Dr. Brad Eden
Coordinator, Technical Services
Automated Library Services
North Harris Montgomery Community
College District
Houston, Texas

This special issue of LIBRES, an electronic, peer-reviewed, scholarly journal in the field of Library and Information Science Research, is devoted to the subject of telecommuting and/or telecomputing in the area of cataloging. The three articles that follow examine this topic from very different perspectives. Leyson and Pelzer provide a historical perspective of telecataloging, and consider the topic in its present emanation as well as some forecasts on its future progression. Browne examines the field of indexing as a subtopic under telecommuting and cataloging, and describes the opportunities this field provides for working at home. Finally, Blosser and Zhang describe their “Interactive Electronic Serials Cataloging Aid,” an attempt to apply new technology to traditional cataloging principles, and t the implications of their online cataloging training tool for telecommuting and telecomputing in the area of technical services. Telecommuting, telecataloging, remote cataloging — all of these terms describe a phenomenon that has just begun to emerge as a work option in the library environment. Telecommuting appeared in the early 1990’s as an experiment in some large multinational corporations, and has so far been a resounding success as a viable workplace alternative for both employers and employees alike. Some interesting statistics to consider:


A person working 1 or 2 days a week at home can save a company $6,000 to $12,000 a year through lower turnover, reduced office space, and hikes in productivity.

In 1994 almost 9 million people telecommuted, a 20% increase over the previous year. By 1998, that number will increase to 13 million.

Over the past three years Ernst & Young, the accounting and consulting firm, has reduced its office space by 2 million feet, resulting in a savings of $25 million a year.

AT&T has 3.5% of its employees telecommuting, and hopes to raise this number to 15% by the year 2000. It saved $80 million in real estate costs last year from its 35,000 telecommuters.

2,500 employees out of 56,000 at Hewlett-Packard telecommute at least part-time as of November 1995.

Savings on lunches, wear and tear on a car, and clothing can amount to $1,000 a year savings for employees, as well as reduced stress and an increased sense of freedom.

Employee productivity increases about 8 to 20%.(1)

A GSA survey, released after the first annual Telecommute America! celebration, asked Fortune 1000 executives who incorporate telecommuting as a workplace alternative what their opinions were on this topic. Sixty-four percent cited savings on office space costs, 58% cited increased productivity, 63% mentioned improved employee retention, 61% cited reduced absenteeism, 63% mentioned reduced employee stress, and 79% cited improved employee morale. An overwhelming 92% of these executives said that telecommuting had produced advantages in savings for their companies.(2)

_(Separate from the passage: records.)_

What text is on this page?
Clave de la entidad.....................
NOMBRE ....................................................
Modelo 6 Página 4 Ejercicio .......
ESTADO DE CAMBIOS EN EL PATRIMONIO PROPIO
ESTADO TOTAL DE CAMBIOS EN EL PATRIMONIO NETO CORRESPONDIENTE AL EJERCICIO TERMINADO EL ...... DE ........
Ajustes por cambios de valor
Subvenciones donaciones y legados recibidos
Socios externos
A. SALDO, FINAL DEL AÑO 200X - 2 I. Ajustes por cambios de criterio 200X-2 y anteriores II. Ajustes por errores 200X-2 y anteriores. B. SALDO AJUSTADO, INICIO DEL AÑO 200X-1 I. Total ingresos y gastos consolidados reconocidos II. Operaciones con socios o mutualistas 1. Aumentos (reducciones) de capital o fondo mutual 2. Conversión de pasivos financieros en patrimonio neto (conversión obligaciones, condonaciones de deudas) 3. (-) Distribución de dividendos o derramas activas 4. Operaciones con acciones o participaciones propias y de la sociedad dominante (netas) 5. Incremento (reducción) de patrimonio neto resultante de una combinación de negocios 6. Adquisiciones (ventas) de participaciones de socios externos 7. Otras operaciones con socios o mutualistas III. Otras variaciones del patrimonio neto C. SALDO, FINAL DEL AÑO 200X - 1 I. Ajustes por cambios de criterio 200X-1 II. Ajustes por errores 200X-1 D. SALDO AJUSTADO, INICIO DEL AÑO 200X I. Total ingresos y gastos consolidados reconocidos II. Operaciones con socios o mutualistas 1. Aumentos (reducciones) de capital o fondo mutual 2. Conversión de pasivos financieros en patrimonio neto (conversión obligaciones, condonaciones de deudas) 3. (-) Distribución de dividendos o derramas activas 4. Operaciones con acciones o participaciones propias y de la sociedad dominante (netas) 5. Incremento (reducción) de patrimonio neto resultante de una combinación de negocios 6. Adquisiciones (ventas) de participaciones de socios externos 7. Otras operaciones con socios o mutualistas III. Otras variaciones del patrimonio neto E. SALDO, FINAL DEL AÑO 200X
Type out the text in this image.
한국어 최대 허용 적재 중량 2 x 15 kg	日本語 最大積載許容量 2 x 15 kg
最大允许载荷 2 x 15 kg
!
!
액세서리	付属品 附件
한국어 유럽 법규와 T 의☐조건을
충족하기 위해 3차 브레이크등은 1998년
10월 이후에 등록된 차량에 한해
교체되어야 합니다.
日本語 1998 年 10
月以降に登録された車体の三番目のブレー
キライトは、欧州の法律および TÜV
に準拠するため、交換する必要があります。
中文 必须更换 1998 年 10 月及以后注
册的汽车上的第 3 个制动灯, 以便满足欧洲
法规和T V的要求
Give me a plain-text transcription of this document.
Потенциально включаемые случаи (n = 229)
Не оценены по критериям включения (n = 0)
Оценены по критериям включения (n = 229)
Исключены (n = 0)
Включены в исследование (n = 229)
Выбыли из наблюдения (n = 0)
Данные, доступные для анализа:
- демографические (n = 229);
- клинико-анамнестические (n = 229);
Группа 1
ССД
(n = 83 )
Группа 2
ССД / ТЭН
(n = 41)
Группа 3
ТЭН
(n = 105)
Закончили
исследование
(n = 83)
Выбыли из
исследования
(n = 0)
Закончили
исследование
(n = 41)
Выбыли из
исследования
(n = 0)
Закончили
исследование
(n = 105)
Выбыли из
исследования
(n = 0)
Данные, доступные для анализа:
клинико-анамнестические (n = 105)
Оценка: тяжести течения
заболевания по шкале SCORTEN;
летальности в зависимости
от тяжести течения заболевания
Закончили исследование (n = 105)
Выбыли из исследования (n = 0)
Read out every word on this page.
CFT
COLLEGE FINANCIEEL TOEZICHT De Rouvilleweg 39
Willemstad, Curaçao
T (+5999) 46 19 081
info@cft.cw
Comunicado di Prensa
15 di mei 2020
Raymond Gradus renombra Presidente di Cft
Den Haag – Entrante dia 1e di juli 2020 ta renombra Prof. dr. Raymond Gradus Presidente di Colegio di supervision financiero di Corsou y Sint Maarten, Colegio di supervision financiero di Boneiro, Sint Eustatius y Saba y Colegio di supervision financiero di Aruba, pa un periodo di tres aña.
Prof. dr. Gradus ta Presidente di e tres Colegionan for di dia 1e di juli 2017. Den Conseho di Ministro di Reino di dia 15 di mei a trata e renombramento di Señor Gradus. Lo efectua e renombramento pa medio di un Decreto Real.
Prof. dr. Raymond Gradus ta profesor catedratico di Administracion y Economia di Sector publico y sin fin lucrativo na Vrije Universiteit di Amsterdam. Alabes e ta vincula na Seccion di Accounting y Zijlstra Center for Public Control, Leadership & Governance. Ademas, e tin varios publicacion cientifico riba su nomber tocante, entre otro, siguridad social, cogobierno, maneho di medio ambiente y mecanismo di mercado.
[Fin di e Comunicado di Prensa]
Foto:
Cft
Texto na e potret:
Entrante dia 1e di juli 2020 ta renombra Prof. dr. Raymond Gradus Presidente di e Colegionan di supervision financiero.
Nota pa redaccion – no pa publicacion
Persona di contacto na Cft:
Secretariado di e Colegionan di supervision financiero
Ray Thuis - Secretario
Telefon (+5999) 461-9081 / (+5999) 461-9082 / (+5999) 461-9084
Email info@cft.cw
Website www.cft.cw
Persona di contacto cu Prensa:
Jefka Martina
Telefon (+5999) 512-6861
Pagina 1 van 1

Such amazing statistics in favor of telecommuting are transforming the way corporate America does business in this era of downsizing. Only recently are libraries exploring the possibilities of telecommuting, especially in the area of technical services. Listed below are some of the many Internet sites related to telecommuting and working at home:

Telecommuting, teleworking, and alternative officing

American Society of Indexing

Telecommuting Advisory Council

Telecommuting jobs

Yahoo index on telecommuting

Telecommuting and Telework Resource Page

Telecommute America home page

There is also one listserv devoted to telecommuting, which so far has had only sporadic traffic. Send mail to majordomo@unify.com with the message “subscribe remote-work [your e-mail address]” in the body of the message. You will also receive instructions to access a variety of interesting documents on telecommuting in the welcome response. Hopefully, this special issue of LIBRES will encourage discussion among the library community, especially on the AUTOCAT listserv. I personally worked full-time for nine months and currently work part-time as a remote cataloger for Iowa State University from my home in Houston, Texas (see a description of the Synthesis Coalition and the NEEDS database at http://www.needs.org). While cataloging computer files remotely is more feasible than books or other physical objects, libraries need to explore the opportunities that telecommuting can provide. I hope that the following articles will stimulate discussion and experimentation.


(1) Statistics taken from Jim Barlow, “It will pay to do your home work,” _Houston Chronicle_, March 28, 1996; and Jonathan Marshall, “Telecommuting picking up steam,” _San Francisco Chronicle_, [date unknown].

(2) BNA Daily Labor Report, 24 Oct. 95, A4.